Pair Corralation between Highland Longshort and Ge S

If you would invest  1,645  in Highland Longshort Healthcare on October 26, 2024 and sell it today you would earn a total of  16.00  from holding Highland Longshort Healthcare or generate 0.97% return on investment over 90 days.
Time Period3 Months [change]
DirectionMoves Together 
StrengthWeak
Accuracy1.69%
ValuesDaily Returns

Highland Longshort Healthcare  vs.  Ge S Us

 Performance 
       Timeline  
Highland Longshort 

Risk-Adjusted Performance

6 of 100

 
Weak
 
Strong
Modest
Compared to the overall equity markets, risk-adjusted returns on investments in Highland Longshort Healthcare are ranked lower than 6 (%) of all funds and portfolios of funds over the last 90 days. In spite of fairly strong basic indicators, Highland Longshort is not utilizing all of its potentials. The current stock price disturbance, may contribute to short-term losses for the investors.
Ge S Us 

Risk-Adjusted Performance

0 of 100

 
Weak
 
Strong
Very Weak
Over the last 90 days Ge S Us has generated negative risk-adjusted returns adding no value to fund investors. In spite of fairly strong basic indicators, Ge S is not utilizing all of its potentials. The current stock price disturbance, may contribute to short-term losses for the investors.

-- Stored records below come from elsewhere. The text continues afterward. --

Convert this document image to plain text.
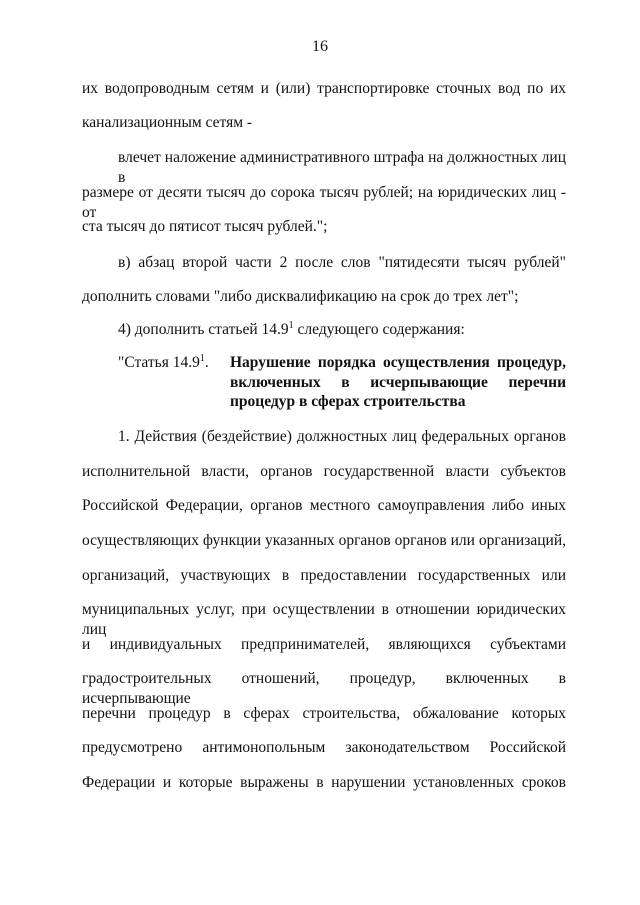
16
их водопроводным сетям и (или) транспортировке сточных вод по их
канализационным сетям -
влечет наложение административного штрафа на должностных лиц в
размере от десяти тысяч до сорока тысяч рублей; на юридических лиц - от
ста тысяч до пятисот тысяч рублей.";
в) абзац второй части 2 после слов "пятидесяти тысяч рублей"
дополнить словами "либо дисквалификацию на срок до трех лет";
4) дополнить статьей 14.9$^1$ следующего содержания:
"Статья 14.9$^1$. Нарушение порядка осуществления процедур,
включенных в исчерпывающие перечни
процедур в сферах строительства
1. Действия (бездействие) должностных лиц федеральных органов
исполнительной власти, органов государственной власти субъектов
Российской Федерации, органов местного самоуправления либо иных
осуществляющих функции указанных органов органов или организаций,
организаций, участвующих в предоставлении государственных или
муниципальных услуг, при осуществлении в отношении юридических лиц
и индивидуальных предпринимателей, являющихся субъектами
градостроительных отношений, процедур, включенных в исчерпывающие
перечни процедур в сферах строительства, обжалование которых
предусмотрено антимонопольным законодательством Российской
Федерации и которые выражены в нарушении установленных сроков
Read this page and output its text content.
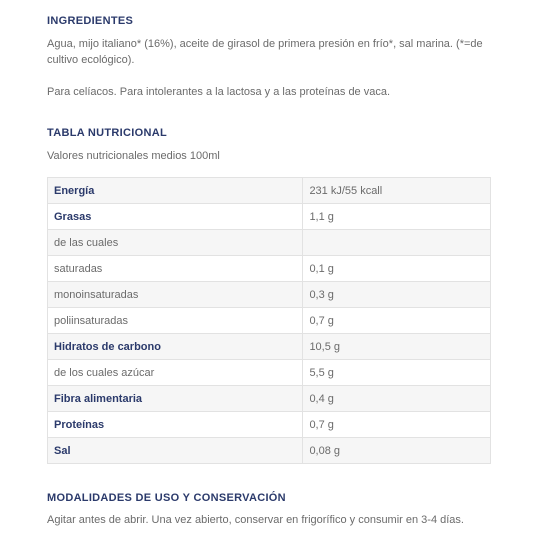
INGREDIENTES

Agua, mijo italiano* (16%), aceite de girasol de primera presión en frío*, sal marina. (*=de cultivo ecológico).

Para celíacos. Para intolerantes a la lactosa y a las proteínas de vaca.

TABLA NUTRICIONAL

Valores nutricionales medios 100ml

Energía	231 kJ/55 kcall
Grasas	1,1 g
de las cuales	
saturadas	0,1 g
monoinsaturadas	0,3 g
poliinsaturadas	0,7 g
Hidratos de carbono	10,5 g
de los cuales azúcar	5,5 g
Fibra alimentaria	0,4 g
Proteínas	0,7 g
Sal	0,08 g
MODALIDADES DE USO Y CONSERVACIÓN

Agitar antes de abrir. Una vez abierto, conservar en frigorífico y consumir en 3-4 días.
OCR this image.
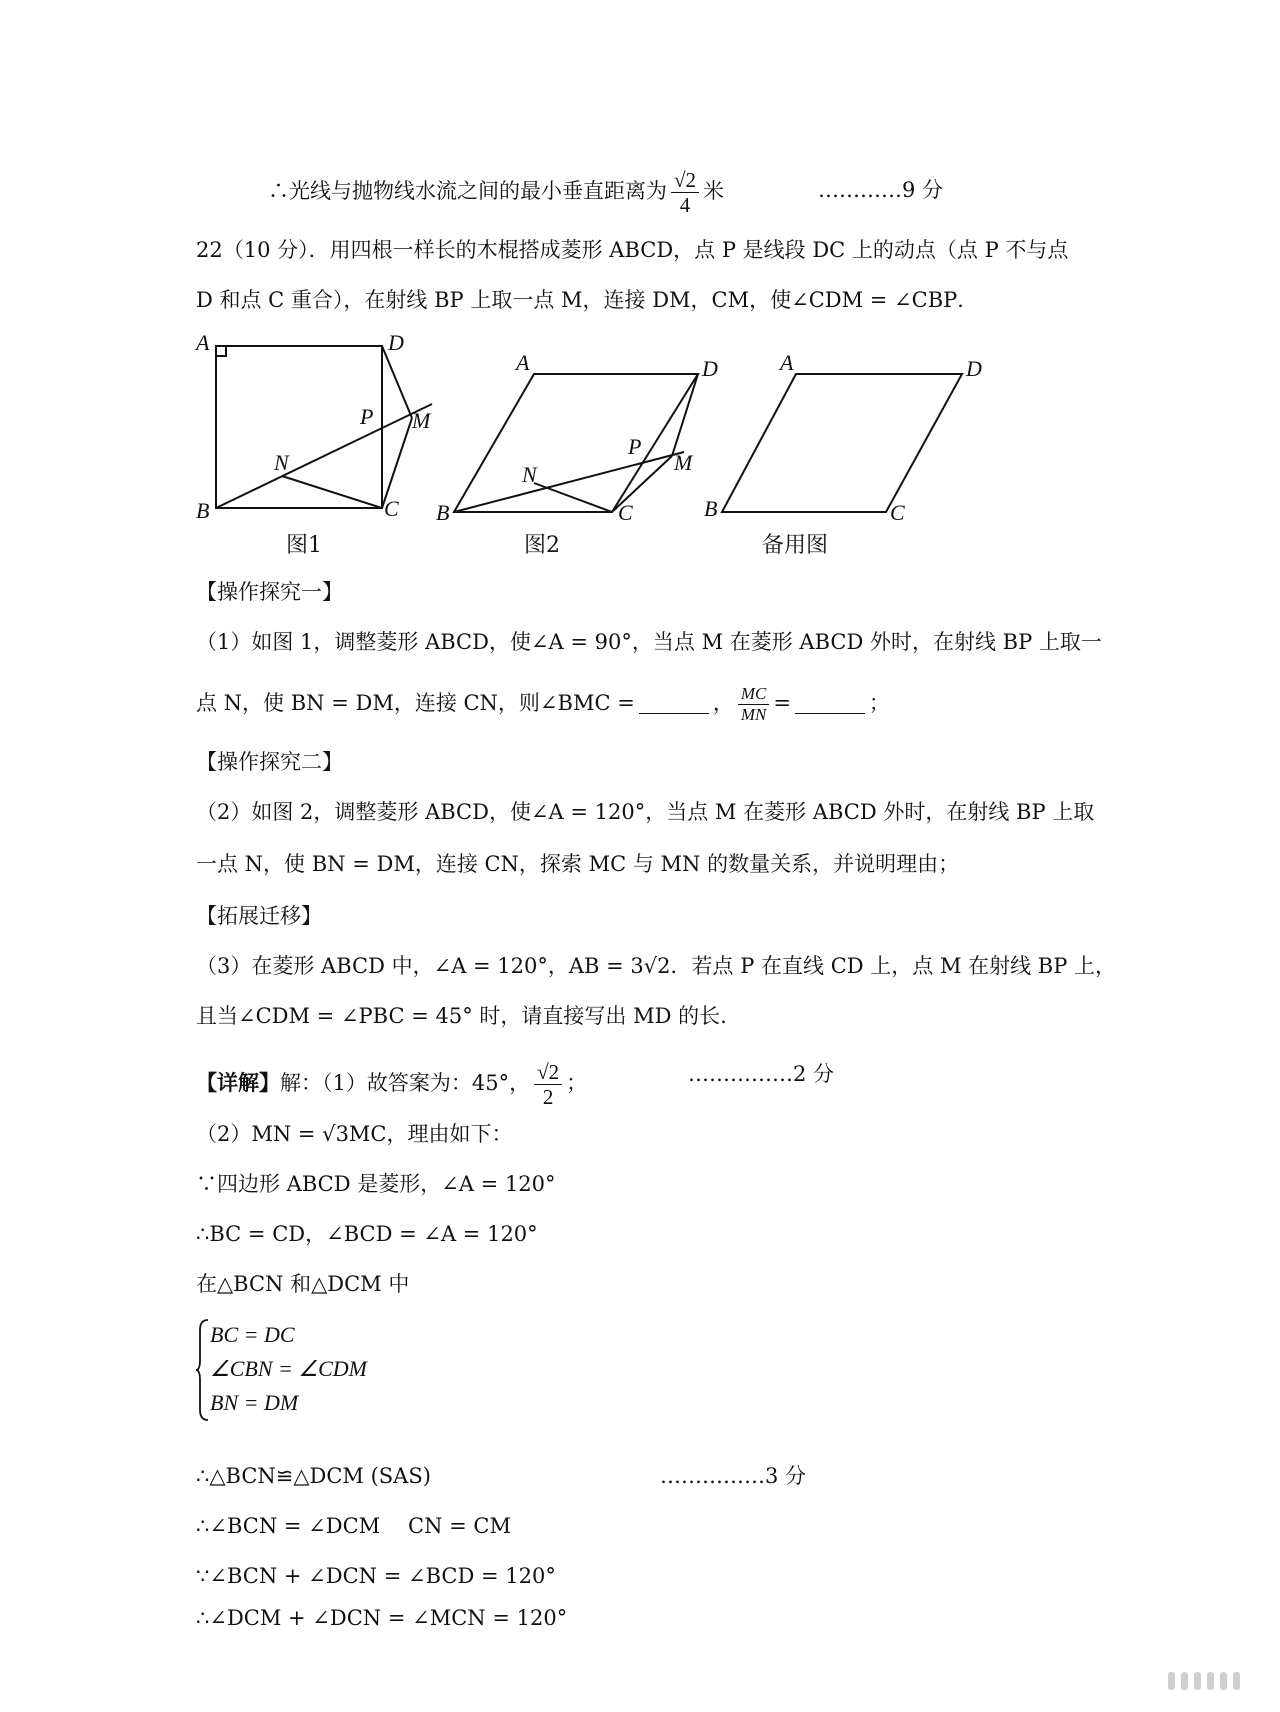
∴光线与抛物线水流之间的最小垂直距离为 $\frac{√2}{4}$ 米	…………9 分
22（10 分）．用四根一样长的木棍搭成菱形 ABCD，点 P 是线段 DC 上的动点（点 P 不与点
D 和点 C 重合），在射线 BP 上取一点 M，连接 DM，CM，使∠CDM = ∠CBP．
A	D
B	C
P M
N
图1
A	D
B	C
P
M
N
图2
A	D
B	C
备用图
【操作探究一】
（1）如图 1，调整菱形 ABCD，使∠A = 90°，当点 M 在菱形 ABCD 外时，在射线 BP 上取一
点 N，使 BN = DM，连接 CN，则∠BMC =	， $\frac{MC}{MN}$ =	；
【操作探究二】
（2）如图 2，调整菱形 ABCD，使∠A = 120°，当点 M 在菱形 ABCD 外时，在射线 BP 上取
一点 N，使 BN = DM，连接 CN，探索 MC 与 MN 的数量关系，并说明理由；
【拓展迁移】
（3）在菱形 ABCD 中，∠A = 120°，AB = 3√2．若点 P 在直线 CD 上，点 M 在射线 BP 上，
且当∠CDM = ∠PBC = 45° 时，请直接写出 MD 的长.
【详解】解：（1）故答案为：45°， $\frac{√2}{2}$ ；	……………2 分
（2）MN = √3MC，理由如下：
∵四边形 ABCD 是菱形，∠A = 120°
∴BC = CD，∠BCD = ∠A = 120°
在△BCN 和△DCM 中
BC = DC
∠CBN = ∠CDM
BN = DM
∴△BCN≌△DCM (SAS)	……………3 分
∴∠BCN = ∠DCM CN = CM
∵∠BCN + ∠DCN = ∠BCD = 120°
∴∠DCM + ∠DCN = ∠MCN = 120°
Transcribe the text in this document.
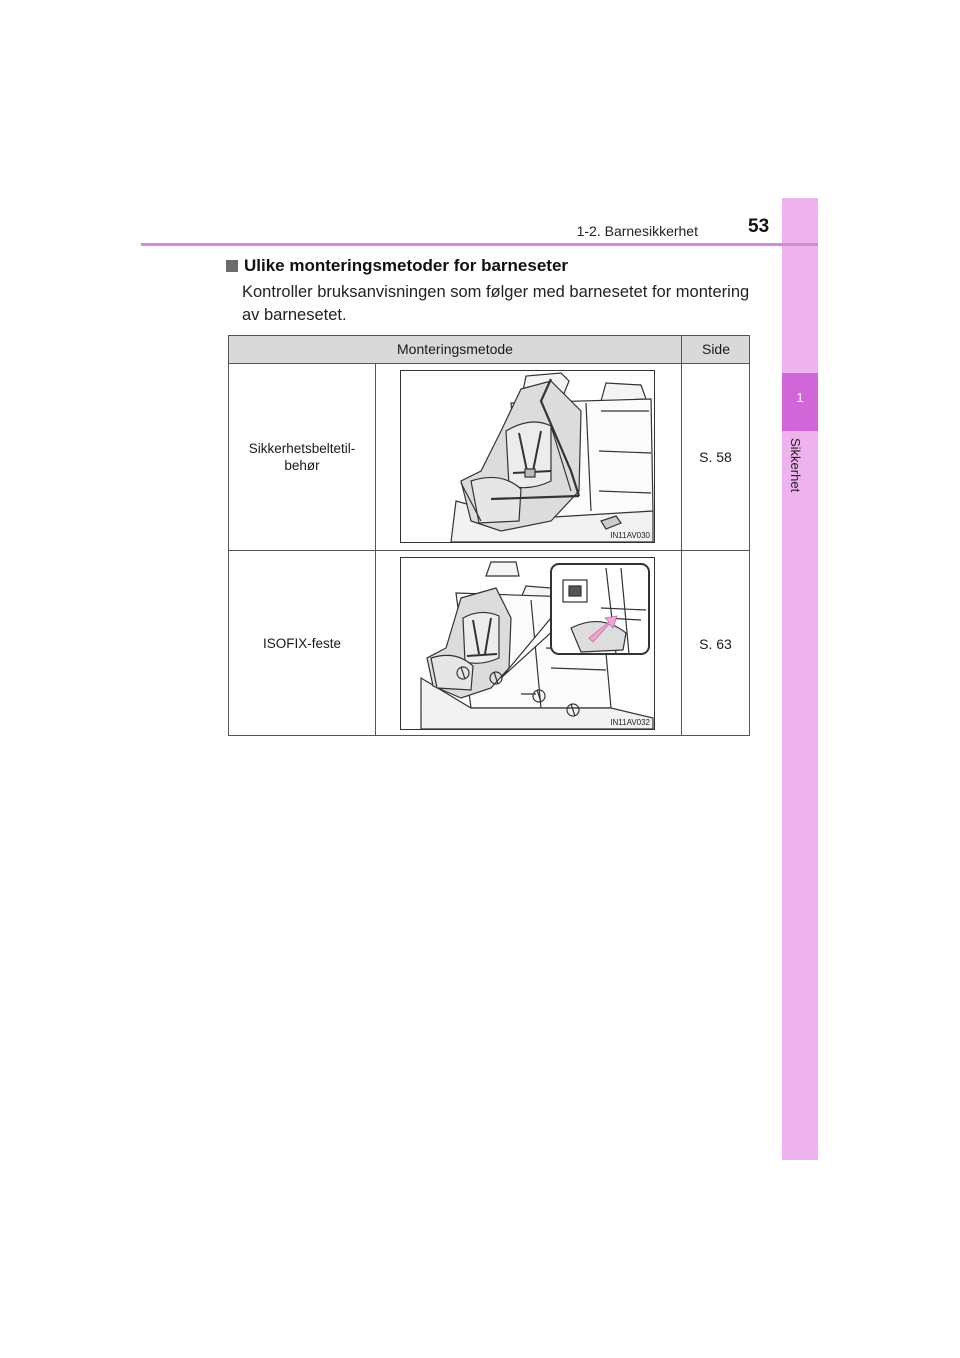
1
Sikkerhet
1-2. Barnesikkerhet	53
Ulike monteringsmetoder for barneseter
Kontroller bruksanvisningen som følger med barnesetet for montering av barnesetet.
Monteringsmetode	Side
Sikkerhetsbeltetil-
behør
IN11AV030
S. 58
ISOFIX-feste
IN11AV032
S. 63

Highland Longshort and Ge S Volatility Contrast

   Predicted Return Density   
       Returns  

Pair Trading with Highland Longshort and Ge S

The main advantage of trading using opposite Highland Longshort and Ge S positions is that it hedges away some unsystematic risk. Because of two separate transactions, even if Highland Longshort position performs unexpectedly, Ge S can make up some of the losses. Pair trading also minimizes risk from directional movements in the market. For example, if an entire industry or sector drops because of unexpected headlines, the short position in Ge S will offset losses from the drop in Ge S's long position.
The idea behind Highland Longshort Healthcare and Ge S Us pairs trading is to make the combined position market-neutral, meaning the overall market's direction will not affect its win or loss (or potential downside or upside). This can be achieved by designing a pairs trade with two highly correlated stocks or equities that operate in a similar space or sector, making it possible to obtain profits through simple and relatively low-risk investment.
Check out your portfolio center.
Note that this page's information should be used as a complementary analysis to find the right mix of equity instruments to add to your existing portfolios or create a brand new portfolio. You can also try the Portfolio Analyzer module to portfolio analysis module that provides access to portfolio diagnostics and optimization engine.